The Kreb’s Cycle is less important than what you’re led to believe. Make friends with your classmates; they will be your colleagues and referral base in the future. It’s critical to do well on your exams but try to keep things in perspective. Most of what you really learn will not be in medical school. It will be in residency and in practice.
From your perspective, what is the biggest problem in health care today?
Focusing purely on the US system, the transition from fee-for-service to population-based management. This is not an easy transition and will create major difficulties in sustaining academic medical centers.
Where do you see your specialty in five years?
I see it as more catheter based and less open procedure oriented. It will more of a hybrid specialty between cardiac surgery and interventional cardiology.
What types of outreach/volunteer work do you do, if any?

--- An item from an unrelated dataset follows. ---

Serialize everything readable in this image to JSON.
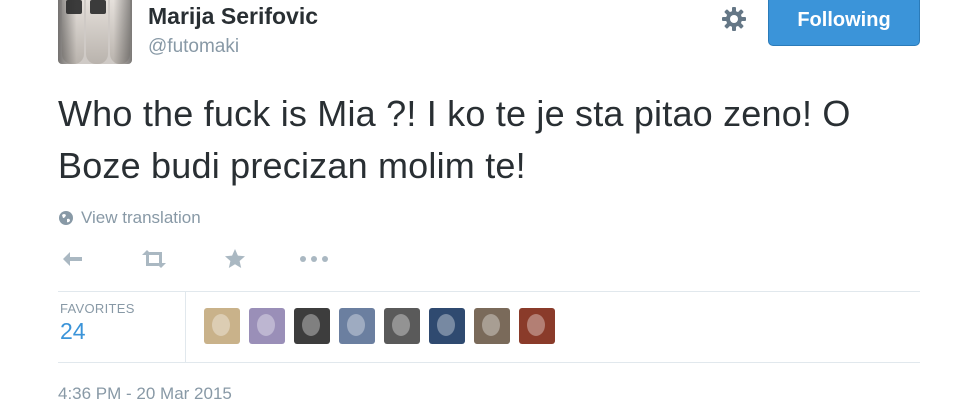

I do mission trips outside of the US. I have operated in the Dominican Republic, several areas of China, and South America. I find these trips both gratifying and sad. The level of medical care we have in the US is far superior to anywhere else I have experienced.
Do you have family? Do you have enough time to spend with them? How do you balance work and life outside of work?
Yes. I have two daughters from my first marriage (ages 13 and 11) and a son from my current marriage (age 3). I did not have enough time to spend [with family] during the beginning of my practice, but now my life is much more manageable.
What is your final piece of advice for students interested in pursuing a career in your field?
I believe it is a wonderful field that continues to evolve. It’s an exciting time to be a heart surgeon.